Испугался зато отец. Почему это, спросил он, хранить книгу должен именно я? Ты – должностное лицо, и у тебя ее никто искать не додумается, ответил Абон, хлопнул за собою дверью и, как ему и было велено, стал убегать, увы, не туда, где можно было скрыться, но туда, куда глядели его косившее вправо глаза, в чем мы с отцом и с матерью убедились, провожая его взглядом из-за осторожно приоткрытой оконной ставни. Всю эту ночь мы с матерью не проронили ни слова, чтобы дать отцу возможность сосредоточиться над прощальной просьбой Абона. Сосредоточиться ему никак не удавалось, и эта его растерянность сковала, как показалось мне, не только нас с матерью, но и книгу, пролежавшую всю ночь на краешке стола рядом со старым немецким будильником, стрелка которого двигалась опасливо, цепляясь за каждое деление на циферблате. Перед рассветом, когда будильник щелкнул и стал дребезжать, отец встрепенулся, задушил звонок ладонью и, с возвращением полной тишины, сообщил нам шепотом, что чекисты будут искать Бретскую библию в нашей квартире. Он велел мне поэтому немедленно пробраться через окно в соседнюю с нами ашкеназийскую синагогу и схоронить там рукопись в шкафу для хранения порченых Тор.
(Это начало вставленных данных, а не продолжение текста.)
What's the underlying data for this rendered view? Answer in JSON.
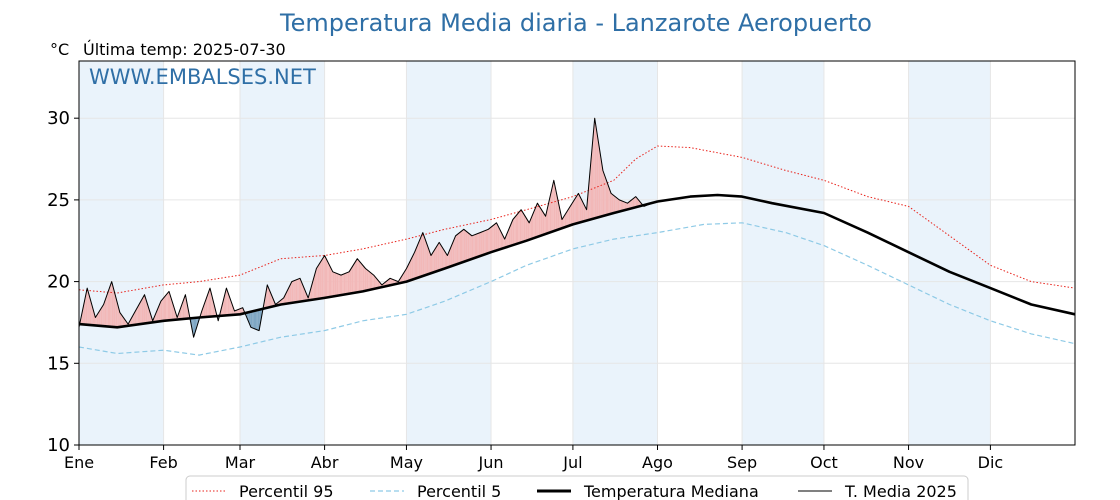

В течение трех дней я жалел еврейский народ и считал отца трусом. На четвертый к нам заявились чекисты и потребовали вернуть советской власти Бретскую библию, которую гражданин Цицишвили, задержанный неподалеку от нашего дома, выкрал из музея и вручил на хранение отцу. Яков напомнил чекистам, что он – должностное лицо, а Цицишвили – лжец, поскольку, мол, никакой рукописи тот на хранение не приносил. Вскоре выяснилось, что отец рисковал карьерой напрасно: обнаружив в шкафу Бретскую библию, ашкеназы побежали с нею в Чека и божились там, будто чудотворная книга сефардов сама укрылась в синагоге, за что заслуживает строжайшего суда. Чекисты согласились с этим, но поверить ашкеназам, будто рукопись пробралась в шкаф без внешнего содействия отказались, и в наказание надолго лишили их синагоги. Не поверили чекисты и отцу, поскольку его – тоже надолго – лишили прокурорской должности.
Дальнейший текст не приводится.